Remote Sensing
A close monitoring of past and recent landscape changes is necessary in order to identify and quantify potential risks for ecosystems and infrastructure emerging from permafrost degradation. Many landforms throughout the Arctic such as thermokarst lakes, thermoerosion gullies, and thaw slumps display the highly active erosion and mass wasting processes that increasingly shape the Arctic.
In remote and vast Arctic areas satellite and aerial imagery provide insights into permafrost thaw processes on a regional scale which we would not gain from measurements at the surface. Remote sensing is, thus, an important tool for improving our process understanding that helps us to advance our land surface model CryoGrid.

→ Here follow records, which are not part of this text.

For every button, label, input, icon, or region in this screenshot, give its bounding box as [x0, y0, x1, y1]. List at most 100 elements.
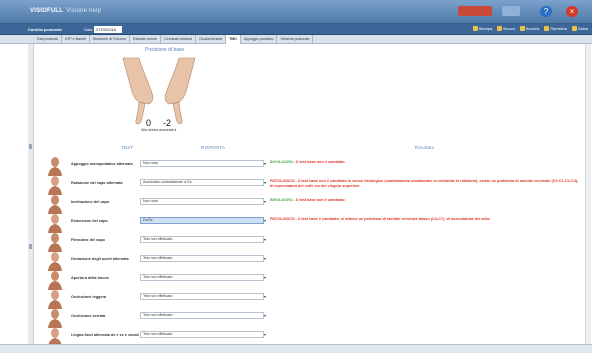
ripristina-button[interactable]: Ripristina — [544, 26, 567, 31]
test-name: Inclinazione del capo — [71, 200, 110, 204]
response-select[interactable]: Test non effettuato — [140, 312, 264, 319]
result-tag: INVOLUCRO — [270, 160, 293, 164]
chevron-down-icon[interactable]: ▾ — [264, 275, 266, 280]
tab-2[interactable]: Sindrome di Fulcrum — [90, 35, 130, 44]
tab-3[interactable]: Rachide dolore — [130, 35, 162, 44]
tmd-panel: Posizione di base 0 -2 Alla destra avanz… — [35, 44, 585, 347]
nuovo-button[interactable]: Nuovo — [497, 26, 515, 31]
result-text: - Il test base è cambiato, si ottiene un… — [294, 217, 490, 221]
section-label: Cartella posturale — [28, 27, 62, 32]
test-name: Rotazione del capo alternata — [71, 181, 123, 185]
result-tag: PATOLOGICO — [270, 179, 295, 183]
result-tag: PATOLOGICO — [270, 217, 295, 221]
chevron-down-icon[interactable]: ▾ — [264, 332, 266, 337]
salva-button[interactable]: Salva — [571, 26, 588, 31]
main-toolbar: Cartella posturale Data 27/03/2016 Stamp… — [0, 24, 592, 35]
app-title: VISIOFULL Visione help — [30, 8, 101, 14]
test-result: PATOLOGICO - Il test base non è cambiato… — [270, 179, 582, 189]
left-finger — [135, 101, 146, 125]
figure-head — [51, 233, 59, 243]
toolbar-action-label: Salva — [577, 26, 588, 31]
result-tag: INVOLUCRO — [270, 198, 293, 202]
tab-strip: Dati posturali ATP e Bambi Sindrome di Ful… — [0, 35, 592, 44]
stampa-button[interactable]: Stampa — [472, 26, 493, 31]
result-text: - Il test base non è cambiato in senso f… — [270, 179, 579, 188]
app-menu[interactable]: Visione help — [66, 8, 101, 14]
help-icon[interactable]: ? — [540, 6, 552, 17]
chevron-down-icon[interactable]: ▾ — [264, 199, 266, 204]
test-result: INVOLUCRO - Il test base non è cambiato — [270, 160, 582, 165]
col-test: TEST — [121, 145, 134, 150]
response-select[interactable]: Test non effettuato — [140, 331, 264, 338]
tab-1[interactable]: ATP e Bambi — [62, 35, 90, 44]
toolbar-action-label: Nuovo — [503, 26, 515, 31]
test-name: Occlusione leggera — [71, 295, 107, 299]
close-icon[interactable]: × — [566, 6, 578, 17]
save-icon — [571, 26, 577, 31]
chevron-down-icon[interactable]: ▾ — [264, 294, 266, 299]
figure-head — [51, 157, 59, 167]
right-finger — [172, 101, 183, 125]
tab-7[interactable]: Appoggio podalico — [241, 35, 278, 44]
response-select[interactable]: Aumentato contralaterale a Dx — [140, 179, 264, 186]
figure-head — [51, 328, 59, 338]
response-select[interactable]: Test non effettuato — [140, 255, 264, 262]
test-name: Deviazione degli occhi alternata — [71, 257, 129, 261]
test-name: Occlusione serrata — [71, 314, 106, 318]
toolbar-action-label: Stampa — [478, 26, 493, 31]
toolbar-actions: Stampa Nuovo Annulla Ripristina Salva — [472, 26, 588, 31]
response-select[interactable]: Test non effettuato — [140, 236, 264, 243]
neck-position-select[interactable]: Alla destra avanzata ▾ — [141, 128, 177, 133]
right-finger-value: -2 — [163, 118, 172, 128]
user-indicator — [502, 6, 520, 16]
status-bar — [0, 344, 592, 353]
annulla-button[interactable]: Annulla — [519, 26, 540, 31]
result-text: - Il test base non è cambiato — [292, 198, 345, 202]
response-select[interactable]: Non nota — [140, 198, 264, 205]
response-select[interactable]: Test non effettuato — [140, 274, 264, 281]
printer-icon — [472, 26, 478, 31]
test-name: Apertura della bocca — [71, 276, 109, 280]
figure-head — [51, 290, 59, 300]
date-label: Data — [84, 27, 93, 32]
chevron-down-icon[interactable]: ▾ — [264, 256, 266, 261]
test-name: Estensione del capo — [71, 219, 108, 223]
response-select[interactable]: Non nota — [140, 160, 264, 167]
figure-head — [51, 214, 59, 224]
tab-0[interactable]: Dati posturali — [34, 35, 62, 44]
test-name: Appoggio monopodalico alternato — [71, 162, 133, 166]
figure-head — [51, 176, 59, 186]
vertical-scrollbar[interactable] — [585, 44, 591, 344]
restore-icon — [544, 26, 550, 31]
left-finger-value: 0 — [146, 118, 152, 128]
left-arm — [122, 57, 154, 105]
gutter-marker — [29, 244, 32, 249]
toolbar-action-label: Ripristina — [550, 26, 567, 31]
chevron-down-icon[interactable]: ▾ — [264, 218, 266, 223]
tab-4[interactable]: Cervicale testicoli — [161, 35, 197, 44]
chevron-down-icon[interactable]: ▾ — [264, 313, 266, 318]
tab-5[interactable]: Oculomotricità — [196, 35, 227, 44]
window-titlebar: VISIOFULL Visione help ? × — [0, 0, 592, 24]
tab-8[interactable]: Schema posturale — [277, 35, 314, 44]
chevron-down-icon[interactable]: ▾ — [264, 237, 266, 242]
figure-head — [51, 195, 59, 205]
col-result: Risultato — [415, 145, 435, 150]
toolbar-action-label: Annulla — [525, 26, 540, 31]
response-select[interactable]: Dx/Sx — [140, 217, 264, 224]
test-name: Lingua fuori alternata dx e sx e vocali — [71, 333, 139, 337]
figure-head — [51, 252, 59, 262]
response-select[interactable]: Test non effettuato — [140, 293, 264, 300]
left-gutter — [28, 44, 34, 344]
figure-head — [51, 309, 59, 319]
tab-6[interactable]: TMD — [226, 35, 241, 44]
right-arm — [164, 57, 196, 105]
status-indicator — [458, 6, 492, 16]
gutter-marker — [29, 144, 32, 149]
chevron-down-icon[interactable]: ▾ — [264, 180, 266, 185]
neck-position-value: Alla destra avanzata — [141, 128, 174, 132]
result-text: - Il test base non è cambiato — [292, 160, 345, 164]
app-name: VISIOFULL — [30, 8, 64, 14]
chevron-down-icon[interactable]: ▾ — [264, 161, 266, 166]
date-field[interactable]: 27/03/2016 — [94, 26, 122, 33]
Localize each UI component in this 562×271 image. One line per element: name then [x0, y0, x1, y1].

The remote sensing component of the project, therefore, addresses the following research questions:
1. How do permafrost erosion features respond to changes in meteorological conditions?
2. What are the factors controlling the erosion rates (vegetation cover, soil composition, topography, thermal regime, size etc.)?
3. Do the erosion processes follow a spatial pattern?
In order to answer these central questions we apply multiple remote sensing tools, sensors, and platforms. Radar data (SAR) are used to retrieve information on the thermal state of waterbodies, digital elevation models from photogrammetry are used to infer topographic parameters, and multispectral imagery is used to acquire information on surface characteristics and shoreline erosion rates.